Erik Volkers from CBRE adds that in the residential market, the question to buy has become increasingly pertinent over the past year, with sales prices declining at a faster pace than rentals, making residential yields more attractive to investors. “At the same time finance rates remain low with some banks offering interest rates of around 3%, versus historic highs of around 7-8%,” Volkers says.
Outside of the traditional asset classes (office, retail, residential and hotels), JLL are seeing increased interest in a number of alternative real estate assets, with particular focus on the education and healthcare sectors. JLL believe that these alternative assets will attract increased investment over the next few years, as more suitable vehicles are created and the traditional sectors of the market remain well supplied and increasingly competitive.
Oil, finance and the future
While the impact of the low oil price on UAE real estate is a much debated topic, for Volkers from CBRE it presents a big challenge, if not the biggest challenge for the region and the Dubai real estate market. “Even though Dubai is not directly impacted, the oil price plays a very important role in market and investment sentiment with GCC and Arab investors still accounting for nearly half of Dubai’s real estate investments,” Volkers says.
For JLL’s Plumb, the availability of finance for real estate projects and the level of potential new supply are the two greatest challenges facing the market over the short term.
Looking ahead, JLL expect the market to soften further in most sectors – the firm sees 2016 as a year of ‘soft landing.’ “The rate of decline may be stabilising but we do not believe we have yet reached the bottom of the cycle for most asset classes,” Plumb says.
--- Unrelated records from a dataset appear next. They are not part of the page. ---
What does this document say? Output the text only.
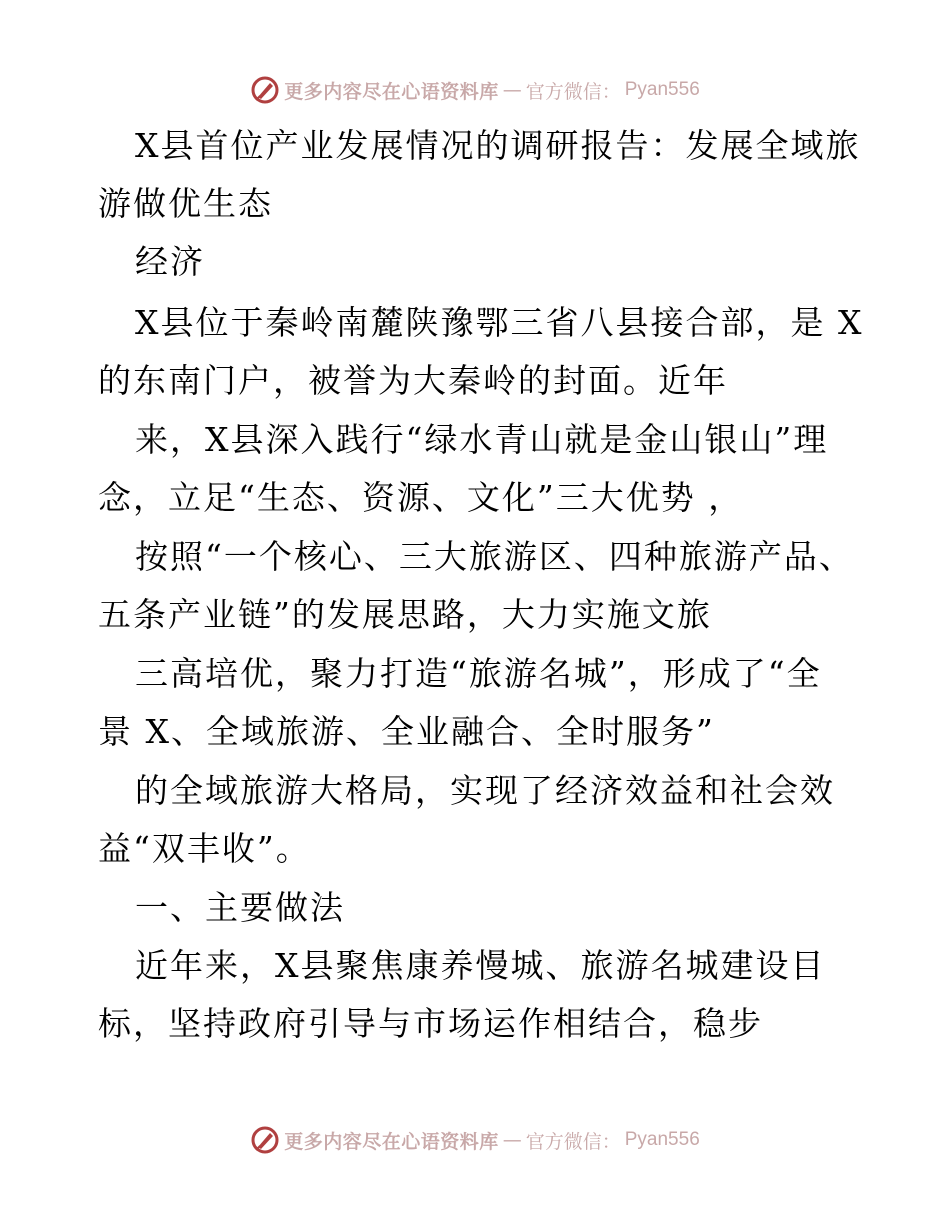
更多内容尽在心语资料库 — 官方微信： Pyan556
X县首位产业发展情况的调研报告：发展全域旅
游做优生态
经济
X县位于秦岭南麓陕豫鄂三省八县接合部，是 X
的东南门户，被誉为大秦岭的封面。近年
来，X县深入践行“绿水青山就是金山银山”理
念，立足“生态、资源、文化”三大优势 ，
按照“一个核心、三大旅游区、四种旅游产品、
五条产业链”的发展思路，大力实施文旅
三高培优，聚力打造“旅游名城”，形成了“全
景 X、全域旅游、全业融合、全时服务”
的全域旅游大格局，实现了经济效益和社会效
益“双丰收”。
一、主要做法
近年来，X县聚焦康养慢城、旅游名城建设目
标，坚持政府引导与市场运作相结合，稳步
更多内容尽在心语资料库 — 官方微信： Pyan556
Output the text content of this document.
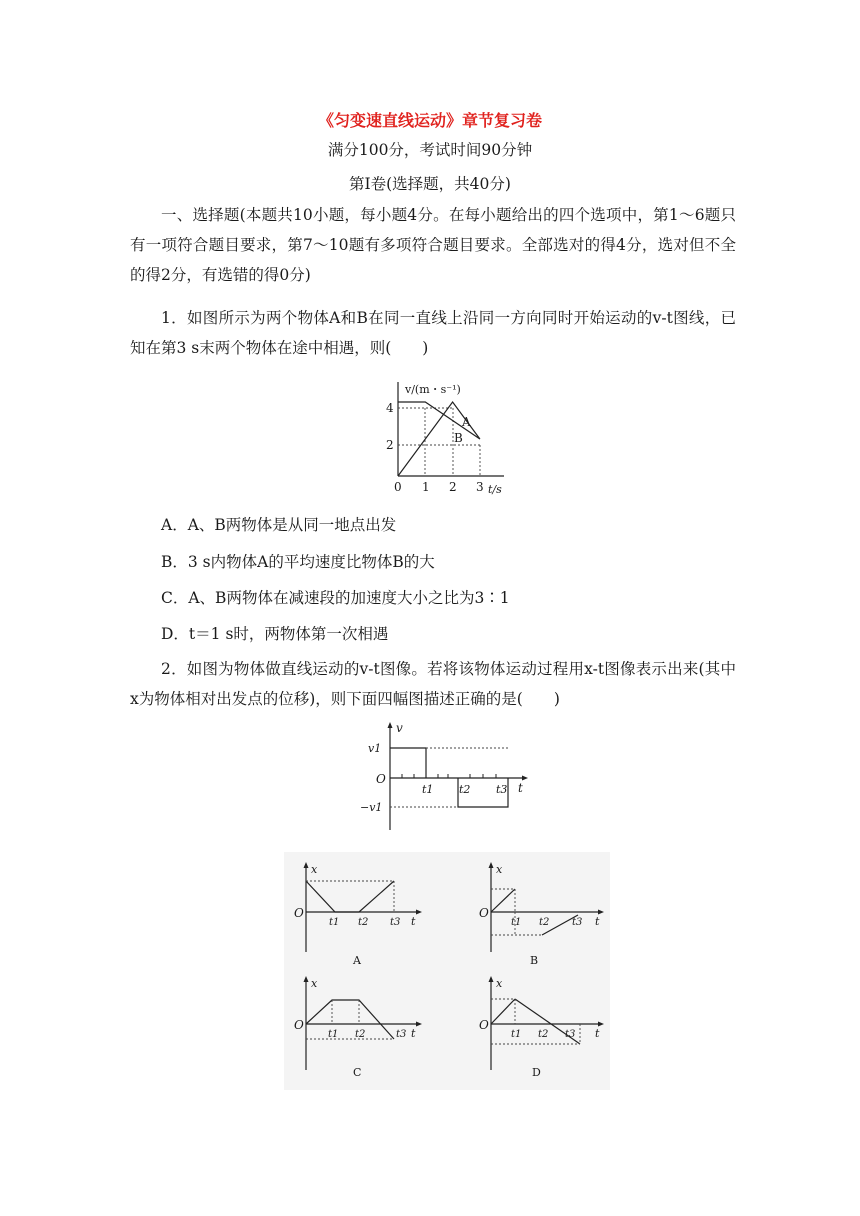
《匀变速直线运动》章节复习卷
满分100分，考试时间90分钟
第Ⅰ卷(选择题，共40分)
一、选择题(本题共10小题，每小题4分。在每小题给出的四个选项中，第1～6题只有一项符合题目要求，第7～10题有多项符合题目要求。全部选对的得4分，选对但不全的得2分，有选错的得0分)
1．如图所示为两个物体A和B在同一直线上沿同一方向同时开始运动的v-t图线，已知在第3 s末两个物体在途中相遇，则(　　)
v/(m・s⁻¹)
4
2
0 1 2 3 t/s
A
B
A．A、B两物体是从同一地点出发
B．3 s内物体A的平均速度比物体B的大
C．A、B两物体在减速段的加速度大小之比为3∶1
D．t＝1 s时，两物体第一次相遇
2．如图为物体做直线运动的v-t图像。若将该物体运动过程用x-t图像表示出来(其中x为物体相对出发点的位移)，则下面四幅图描述正确的是(　　)
v1
−v1
O
v
t
t1 t2 t3
x
O
t
t1 t2 t3
A
x
O
t
t1 t2 t3
B
x
O
t
t1 t2	t3
C
x
O
t
t1 t2 t3
D
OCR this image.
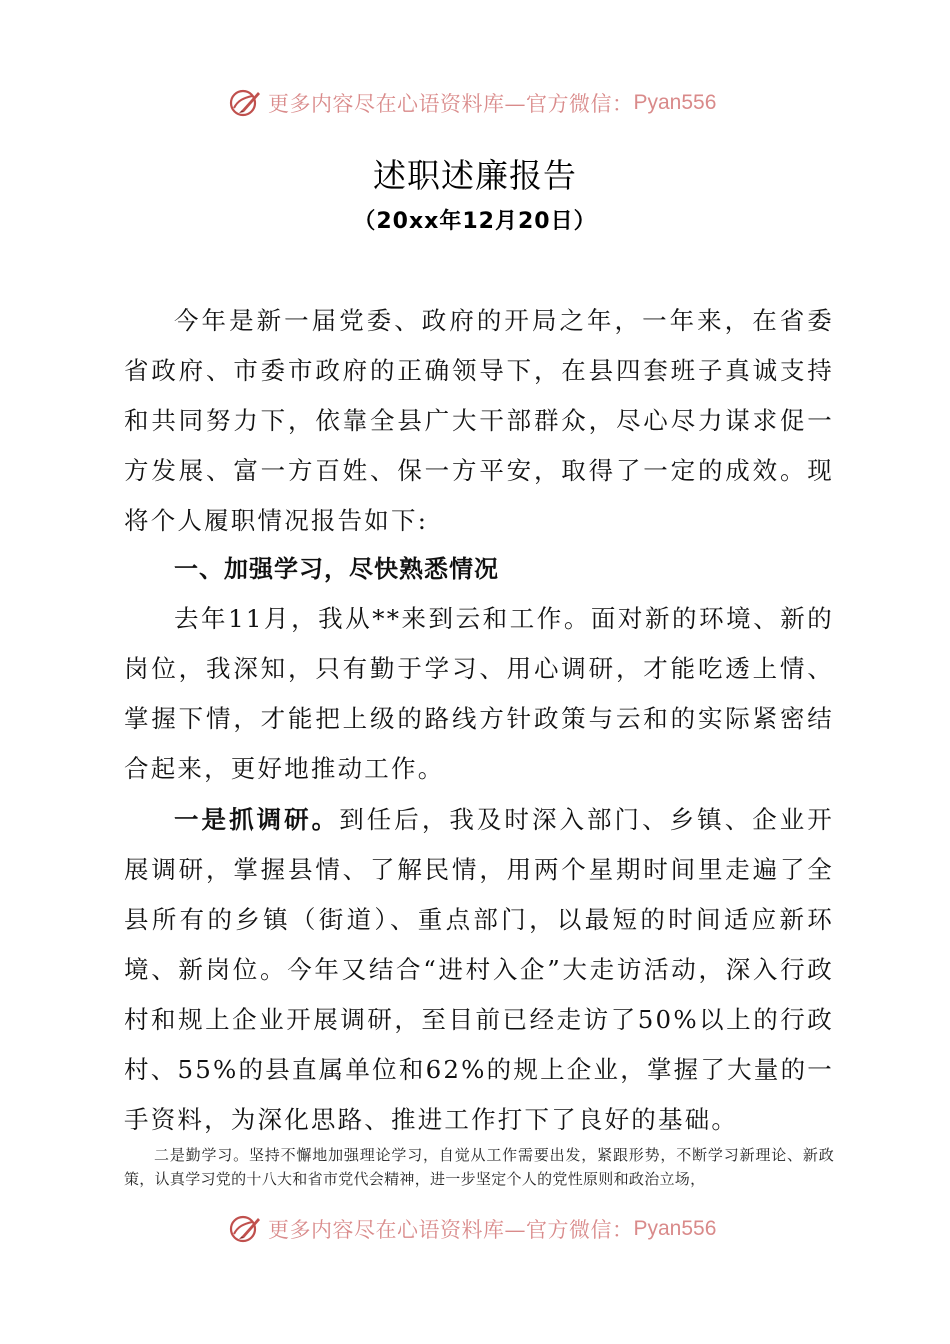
更多内容尽在心语资料库—官方微信： Pyan556
述职述廉报告
（20xx年12月20日）

今年是新一届党委、政府的开局之年，一年来，在省委省政府、市委市政府的正确领导下，在县四套班子真诚支持和共同努力下，依靠全县广大干部群众，尽心尽力谋求促一方发展、富一方百姓、保一方平安，取得了一定的成效。现将个人履职情况报告如下:

一、加强学习，尽快熟悉情况

去年11月，我从**来到云和工作。面对新的环境、新的岗位，我深知，只有勤于学习、用心调研，才能吃透上情、掌握下情，才能把上级的路线方针政策与云和的实际紧密结合起来，更好地推动工作。

一是抓调研。到任后，我及时深入部门、乡镇、企业开展调研，掌握县情、了解民情，用两个星期时间里走遍了全县所有的乡镇（街道）、重点部门，以最短的时间适应新环境、新岗位。今年又结合“进村入企”大走访活动，深入行政村和规上企业开展调研，至目前已经走访了50%以上的行政村、55%的县直属单位和62%的规上企业，掌握了大量的一手资料，为深化思路、推进工作打下了良好的基础。

二是勤学习。坚持不懈地加强理论学习，自觉从工作需要出发，紧跟形势，不断学习新理论、新政策，认真学习党的十八大和省市党代会精神，进一步坚定个人的党性原则和政治立场，

更多内容尽在心语资料库—官方微信： Pyan556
CBRE predict a similar scenario, with Volkers saying that 2016 is set to see further declines for Dubai’s residential market, with deflationary pressures to be felt across both sales and rentals due to the weakening economic fundamentals as well as rising supply levels.
The outlook for the commercial office market is however more positive, with corporate occupier demand for good quality Grade A office accommodation expected to continue as a number of large companies look to consolidate from multiple existing premises into single headquarter buildings, Volkers says.
“However, the office market does face some challenges, with the availability of good quality existing and upcoming supply relatively limited. This is likely to drive further development starts during the course of 2016, specifically in the CBD and popular freezone locations, as developers look to exploit prevailing favourable conditions to sign-up tenants on pre-lease deals for future projects,” he adds.
Lastly, Dubai’s hospitality market performance is expected to remain under pressure with further declines in occupancy, ADRs and RevPAR expected during the course of the year, according to CBRE, which is being driven primarily by the strong U.S. dollar and heightened competition caused by the significant new supply.